Der wichtigste Teil in Draghis Vorschlag, der in der Financial Times vom 26. März erschien und sich an die europäischen Staats- und Regierungschefs richtet, ist der folgende:
„Obwohl die verschiedenen europäischen Länder unterschiedliche Finanz- und Industriestrukturen haben, besteht der einzige wirksame Weg, sofort in alle Poren der Wirtschaft einzudringen, darin, ihr gesamtes Finanzsystem vollständig zu mobilisieren: die Anleihenmärkte, vor allem für große Unternehmen, die Bankensysteme und in einigen Ländern für alle anderen sogar das Postsystem.

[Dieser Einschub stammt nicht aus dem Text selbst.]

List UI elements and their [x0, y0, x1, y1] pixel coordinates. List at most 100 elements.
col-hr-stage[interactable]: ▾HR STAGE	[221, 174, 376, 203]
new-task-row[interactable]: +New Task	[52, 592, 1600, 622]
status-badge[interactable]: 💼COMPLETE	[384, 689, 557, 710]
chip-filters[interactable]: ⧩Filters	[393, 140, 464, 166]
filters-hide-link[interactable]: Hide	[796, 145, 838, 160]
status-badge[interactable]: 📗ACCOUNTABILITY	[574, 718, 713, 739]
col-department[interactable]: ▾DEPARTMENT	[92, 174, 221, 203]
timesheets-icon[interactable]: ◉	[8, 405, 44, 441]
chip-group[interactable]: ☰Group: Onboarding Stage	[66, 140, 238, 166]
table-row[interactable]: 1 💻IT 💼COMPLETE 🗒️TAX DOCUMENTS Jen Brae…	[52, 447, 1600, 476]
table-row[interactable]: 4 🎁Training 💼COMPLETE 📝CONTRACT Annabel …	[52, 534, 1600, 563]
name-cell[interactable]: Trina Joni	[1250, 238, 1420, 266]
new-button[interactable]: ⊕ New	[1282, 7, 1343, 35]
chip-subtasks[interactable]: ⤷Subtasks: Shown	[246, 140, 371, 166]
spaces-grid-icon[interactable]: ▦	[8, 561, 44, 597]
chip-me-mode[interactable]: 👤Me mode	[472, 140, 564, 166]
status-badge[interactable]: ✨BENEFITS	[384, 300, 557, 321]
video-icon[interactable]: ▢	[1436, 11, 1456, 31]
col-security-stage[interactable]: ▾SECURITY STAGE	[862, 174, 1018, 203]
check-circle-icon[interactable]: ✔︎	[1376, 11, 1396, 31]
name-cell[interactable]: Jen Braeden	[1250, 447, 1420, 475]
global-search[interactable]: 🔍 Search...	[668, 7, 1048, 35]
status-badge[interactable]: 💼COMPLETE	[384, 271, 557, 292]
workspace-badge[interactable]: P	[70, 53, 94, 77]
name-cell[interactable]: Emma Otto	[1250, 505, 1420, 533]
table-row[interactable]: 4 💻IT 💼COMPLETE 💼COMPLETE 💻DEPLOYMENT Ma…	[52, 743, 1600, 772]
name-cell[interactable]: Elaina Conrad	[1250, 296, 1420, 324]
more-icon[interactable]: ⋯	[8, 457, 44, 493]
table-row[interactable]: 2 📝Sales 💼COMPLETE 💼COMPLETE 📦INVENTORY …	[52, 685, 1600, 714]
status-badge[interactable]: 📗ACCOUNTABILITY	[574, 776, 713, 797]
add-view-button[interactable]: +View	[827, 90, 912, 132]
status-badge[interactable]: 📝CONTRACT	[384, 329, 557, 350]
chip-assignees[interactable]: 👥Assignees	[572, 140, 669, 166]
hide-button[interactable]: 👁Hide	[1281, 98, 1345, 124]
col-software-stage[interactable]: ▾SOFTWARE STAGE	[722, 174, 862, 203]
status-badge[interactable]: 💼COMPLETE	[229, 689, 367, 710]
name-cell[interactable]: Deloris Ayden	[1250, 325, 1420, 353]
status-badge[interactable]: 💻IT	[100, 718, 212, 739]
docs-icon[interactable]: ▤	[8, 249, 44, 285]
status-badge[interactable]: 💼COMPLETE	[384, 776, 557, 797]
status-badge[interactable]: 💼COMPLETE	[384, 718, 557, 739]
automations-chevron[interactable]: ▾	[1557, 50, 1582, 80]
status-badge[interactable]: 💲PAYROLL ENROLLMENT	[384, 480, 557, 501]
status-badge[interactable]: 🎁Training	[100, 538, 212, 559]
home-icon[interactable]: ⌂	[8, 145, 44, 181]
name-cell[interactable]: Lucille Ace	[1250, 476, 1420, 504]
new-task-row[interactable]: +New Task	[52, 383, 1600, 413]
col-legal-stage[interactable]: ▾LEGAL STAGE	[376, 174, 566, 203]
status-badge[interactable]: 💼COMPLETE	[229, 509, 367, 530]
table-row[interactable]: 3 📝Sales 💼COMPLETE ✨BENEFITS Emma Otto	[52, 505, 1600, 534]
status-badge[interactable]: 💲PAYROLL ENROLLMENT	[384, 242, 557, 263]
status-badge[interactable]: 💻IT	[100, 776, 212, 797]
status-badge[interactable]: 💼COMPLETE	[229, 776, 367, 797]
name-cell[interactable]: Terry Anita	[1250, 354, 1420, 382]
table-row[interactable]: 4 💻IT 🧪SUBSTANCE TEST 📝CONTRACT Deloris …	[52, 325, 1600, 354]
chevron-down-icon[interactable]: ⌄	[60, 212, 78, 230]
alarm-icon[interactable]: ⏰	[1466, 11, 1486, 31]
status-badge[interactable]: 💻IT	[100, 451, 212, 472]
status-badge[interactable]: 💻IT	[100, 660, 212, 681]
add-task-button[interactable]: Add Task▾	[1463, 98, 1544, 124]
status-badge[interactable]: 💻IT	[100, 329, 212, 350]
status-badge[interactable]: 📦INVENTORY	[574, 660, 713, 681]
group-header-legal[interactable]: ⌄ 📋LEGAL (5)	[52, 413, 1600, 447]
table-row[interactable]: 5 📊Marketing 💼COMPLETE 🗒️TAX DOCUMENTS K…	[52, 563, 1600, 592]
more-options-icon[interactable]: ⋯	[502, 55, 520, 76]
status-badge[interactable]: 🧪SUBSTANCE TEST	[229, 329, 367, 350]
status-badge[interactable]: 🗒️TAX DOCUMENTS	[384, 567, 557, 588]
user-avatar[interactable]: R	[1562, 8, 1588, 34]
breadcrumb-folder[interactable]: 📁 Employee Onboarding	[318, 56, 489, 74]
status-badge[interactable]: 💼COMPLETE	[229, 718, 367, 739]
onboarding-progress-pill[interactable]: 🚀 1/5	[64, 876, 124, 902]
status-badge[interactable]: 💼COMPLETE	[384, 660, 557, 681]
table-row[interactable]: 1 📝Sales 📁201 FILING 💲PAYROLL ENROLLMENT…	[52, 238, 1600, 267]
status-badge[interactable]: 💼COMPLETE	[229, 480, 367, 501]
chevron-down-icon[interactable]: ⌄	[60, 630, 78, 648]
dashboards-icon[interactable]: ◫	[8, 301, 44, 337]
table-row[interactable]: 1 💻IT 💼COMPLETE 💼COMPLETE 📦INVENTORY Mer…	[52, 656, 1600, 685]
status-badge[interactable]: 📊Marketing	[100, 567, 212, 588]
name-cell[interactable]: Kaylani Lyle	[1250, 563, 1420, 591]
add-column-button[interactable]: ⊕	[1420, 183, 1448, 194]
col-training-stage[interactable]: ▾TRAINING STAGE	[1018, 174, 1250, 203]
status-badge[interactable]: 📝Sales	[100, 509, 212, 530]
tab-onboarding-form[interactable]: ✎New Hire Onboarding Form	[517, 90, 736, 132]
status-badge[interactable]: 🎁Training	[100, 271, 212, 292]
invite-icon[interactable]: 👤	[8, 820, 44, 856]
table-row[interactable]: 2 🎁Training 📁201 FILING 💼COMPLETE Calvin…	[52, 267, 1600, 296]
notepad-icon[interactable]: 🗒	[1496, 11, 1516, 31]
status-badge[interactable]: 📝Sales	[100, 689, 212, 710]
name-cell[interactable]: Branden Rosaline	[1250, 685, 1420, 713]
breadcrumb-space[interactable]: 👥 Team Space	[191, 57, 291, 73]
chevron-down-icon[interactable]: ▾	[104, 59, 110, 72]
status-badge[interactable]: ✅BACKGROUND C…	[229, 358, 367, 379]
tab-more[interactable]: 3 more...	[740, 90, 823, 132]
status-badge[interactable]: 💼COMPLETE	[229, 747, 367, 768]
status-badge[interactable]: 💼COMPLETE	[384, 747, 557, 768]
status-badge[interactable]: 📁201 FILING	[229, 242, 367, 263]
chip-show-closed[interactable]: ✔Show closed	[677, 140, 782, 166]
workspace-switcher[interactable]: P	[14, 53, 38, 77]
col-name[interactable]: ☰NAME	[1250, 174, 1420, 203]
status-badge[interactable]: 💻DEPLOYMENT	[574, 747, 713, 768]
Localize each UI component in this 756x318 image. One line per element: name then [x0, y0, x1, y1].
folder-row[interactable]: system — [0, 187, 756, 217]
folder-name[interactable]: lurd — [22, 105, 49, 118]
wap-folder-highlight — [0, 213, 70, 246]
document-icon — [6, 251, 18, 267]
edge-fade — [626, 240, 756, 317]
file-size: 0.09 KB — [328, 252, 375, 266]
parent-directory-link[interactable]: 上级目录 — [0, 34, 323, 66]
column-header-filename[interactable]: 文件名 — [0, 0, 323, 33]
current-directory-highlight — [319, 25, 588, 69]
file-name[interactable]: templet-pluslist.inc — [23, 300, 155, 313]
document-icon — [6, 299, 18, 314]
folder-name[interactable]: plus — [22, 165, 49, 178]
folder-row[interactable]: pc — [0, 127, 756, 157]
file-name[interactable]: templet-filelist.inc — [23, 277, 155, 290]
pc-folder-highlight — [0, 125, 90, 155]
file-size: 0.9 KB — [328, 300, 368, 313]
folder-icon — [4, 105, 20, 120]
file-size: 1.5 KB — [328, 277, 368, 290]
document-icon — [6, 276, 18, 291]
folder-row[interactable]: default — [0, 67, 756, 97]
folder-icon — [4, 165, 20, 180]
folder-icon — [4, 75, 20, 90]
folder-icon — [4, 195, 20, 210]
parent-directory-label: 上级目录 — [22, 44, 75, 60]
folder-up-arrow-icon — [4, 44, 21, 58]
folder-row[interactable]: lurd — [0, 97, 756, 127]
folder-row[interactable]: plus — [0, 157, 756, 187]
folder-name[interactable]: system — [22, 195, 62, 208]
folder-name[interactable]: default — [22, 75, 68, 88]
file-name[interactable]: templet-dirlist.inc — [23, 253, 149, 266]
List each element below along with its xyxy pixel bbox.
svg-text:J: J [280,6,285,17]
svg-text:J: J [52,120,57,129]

Und das muß sofort geschehen, um bürokratische Verzögerungen zu vermeiden. Vor allem die Banken erstrecken sich über die gesamte Wirtschaft und können sofort Geld schaffen, indem sie Überziehungskredite gewähren oder Kreditfenster eröffnen. Die Banken müssen schnell und zum Nulltarif Gelder an Unternehmen verleihen, die Arbeitsplätze retten möchten. Da sie auf diese Weise zu einem Vehikel der öffentlichen Ordnung werden, muß das Kapital, das sie für diese Aufgabe benötigen, von der Regierung in Form von staatlichen Garantien für alle zusätzlichen Überziehungen oder Kredite bereitgestellt werden. Weder Vorschriften noch Regeln für Sicherheiten sollten der Schaffung des dafür erforderlichen Spielraums in den Bankbilanzen im Wege stehen. Darüber hinaus sollten die Kosten dieser Garantien sich nicht nach dem Kreditrisiko des Unternehmens richten, das sie erhält, sondern sollten null sein, unabhängig von den Finanzierungskosten der Regierung, die sie abgibt.“
Draghis Vorschlag könnte sogar gut klingen, wenn die Banken echte Banken wären, d.h. wenn sie nur die klassische Funktion der Einlagenverwahrung und der Kreditvergabe an Unternehmen und Privathaushalte erfüllen würden. Aber in der Eurozone und in der transatlantischen Welt haben wir sogenannte „Universalbanken“, d.h. sie sind ganz und gar mit dem Finanzkasino der Derivate und Spekulationsschulden vermengt. Heute unterschiedslos Geld in das Bankensystem zu pumpen, wie es die Zentralbanken bereits tun und wie es nach Draghis Willen nun die Regierungen tun sollen, bedeutet nur, die Spekulationsblase aufzublasen. Kein einziger Cent davon wird als Kredit an die Realwirtschaft gehen.
Draghi ist nicht vom Saulus zum Paulus geworden. Er ist immer noch und ausschließlich damit beschäftigt, das bankrotte Finanzsystem zu retten.